Clearly, the dozens of folks Sasse chatted with didn’t include any of the 45 million folks in this country who live below the poverty line or the 180 million folks whose bank account contains less than $1,000, for whom a whimsical travel experience is obviously a bigger burden than moving junior’s lacrosse camp and finding a kennel for the dog.

This is the problem with the premise upon which Sasse’s fantastical, Eat, Pray, Love-esque recommendations are built, particularly when they’re presented as literal equivalents or even alternatives to public schooling: Sasse doesn’t even feign trying to shape his vision of the new American adult around the reality of the poor, the working-class, or even the middle-class.

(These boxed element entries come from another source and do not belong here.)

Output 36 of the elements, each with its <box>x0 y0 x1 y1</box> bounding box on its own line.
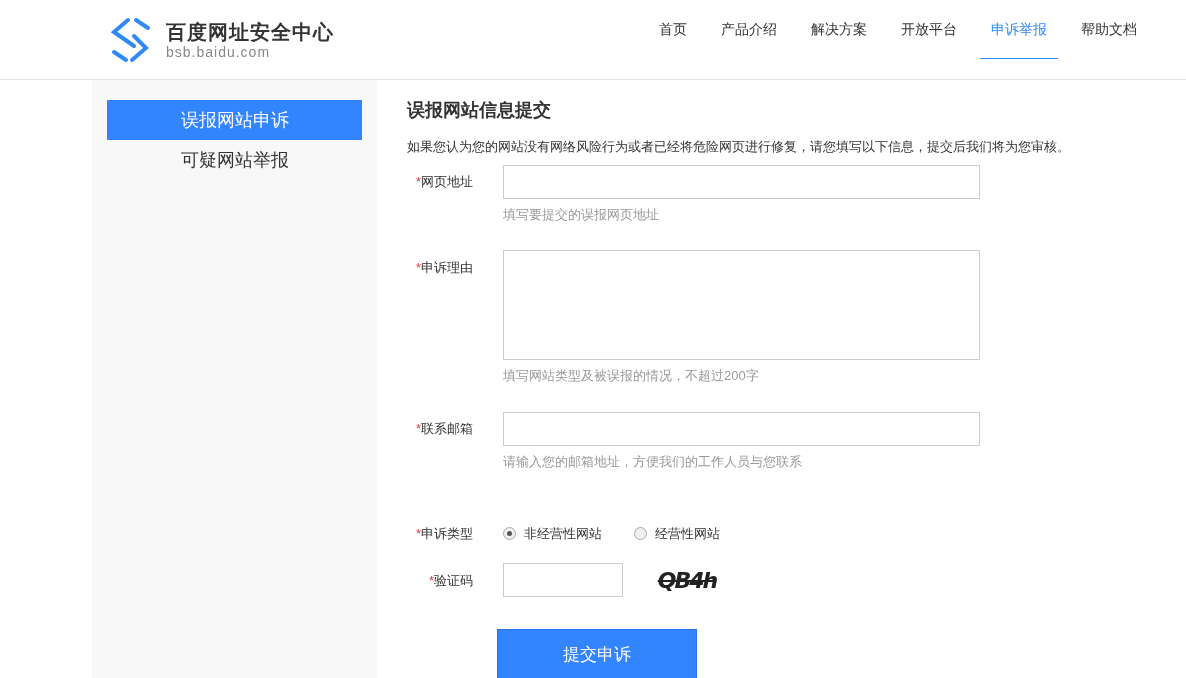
nav-link[interactable]: 解决方案 <box>800 0 878 59</box>
nav-link[interactable]: 首页 <box>648 0 698 59</box>
submit-button[interactable]: 提交申诉 <box>497 629 697 678</box>
logo-subtitle: bsb.baidu.com <box>166 43 272 60</box>
field-label: 申诉类型 <box>421 524 473 543</box>
nav-link[interactable]: 开放平台 <box>890 0 968 59</box>
logo-icon <box>110 15 152 64</box>
captcha-image[interactable]: QB4h <box>641 563 733 598</box>
captcha-input[interactable] <box>503 563 623 598</box>
field-label: 联系邮箱 <box>421 420 473 438</box>
form-title: 误报网站信息提交 <box>407 99 552 122</box>
radio-label: 经营性网站 <box>655 524 720 543</box>
required-asterisk: * <box>428 571 434 590</box>
nav-link[interactable]: 申诉举报 <box>980 0 1058 59</box>
nav-link[interactable]: 帮助文档 <box>1070 0 1148 59</box>
field-label: 申诉理由 <box>421 259 473 278</box>
field-label: 验证码 <box>434 571 473 590</box>
field-hint: 填写要提交的误报网页地址 <box>503 205 660 224</box>
textarea-field[interactable] <box>503 250 980 361</box>
radio-button[interactable] <box>503 526 516 540</box>
field-label: 网页地址 <box>421 173 473 191</box>
required-asterisk: * <box>415 420 421 438</box>
nav-link[interactable]: 产品介绍 <box>710 0 788 59</box>
input-field[interactable] <box>503 411 980 446</box>
field-hint: 请输入您的邮箱地址，方便我们的工作人员与您联系 <box>503 452 803 471</box>
radio-label: 非经营性网站 <box>524 524 602 543</box>
sidebar-item[interactable]: 误报网站申诉 <box>107 100 362 140</box>
field-hint: 填写网站类型及被误报的情况，不超过200字 <box>503 367 760 386</box>
sidebar-item[interactable]: 可疑网站举报 <box>107 140 362 180</box>
intro-text: 如果您认为您的网站没有网络风险行为或者已经将危险网页进行修复，请您填写以下信息，提交后我们将为您审核。 <box>407 139 1071 156</box>
required-asterisk: * <box>415 259 421 278</box>
logo-title: 百度网址安全中心 <box>166 19 334 44</box>
radio-button[interactable] <box>634 526 647 540</box>
input-field[interactable] <box>503 164 980 199</box>
required-asterisk: * <box>415 173 421 191</box>
required-asterisk: * <box>415 524 421 543</box>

Sasse’s idea of the role a school should play hinges on the delusion that all parents have the resources to simply choose an alternative: choose to travel, choose to read Rousseau with their kid, choose to “find old people in airports and have your kids ask them about their first jobs” (this is a quote). It’s precisely because of this that the Senator’s vision for the new American adult is accessible only to a select, privileged set of folks.

Needless to say, for public-education-minded progressives, Sasse’s book should be read as a reminder of just how high the stakes are in protecting and improving ordinary, neighborhood public schools, especially those that play safe-haven roles in vulnerable communities and volatile families.

Because the conservative intelligentsia adores Sasse’s minimizing vision of the role of public education. In his review of the book, Paul Peterson of Harvard’s Kennedy School bases his own dismissal of public education directly on Sasse’s reading of Dewey, writing that Dewey’s expansionist “dogma,” which Peterson sees including even basics like kindergarten and school lunch programs, has become “character-crippling.”

It’s possible that Sasse intended for The Vanishing American Adult  to read simply as fodder for the dinner party class. But I suspect Sasse’s hopes are higher: indeed, Sasse is clearly positioning his anti-government, deeply conservative ideology to become the Republican battle cry post-Trump. The time to defend ordinary schools for ordinary kids is now.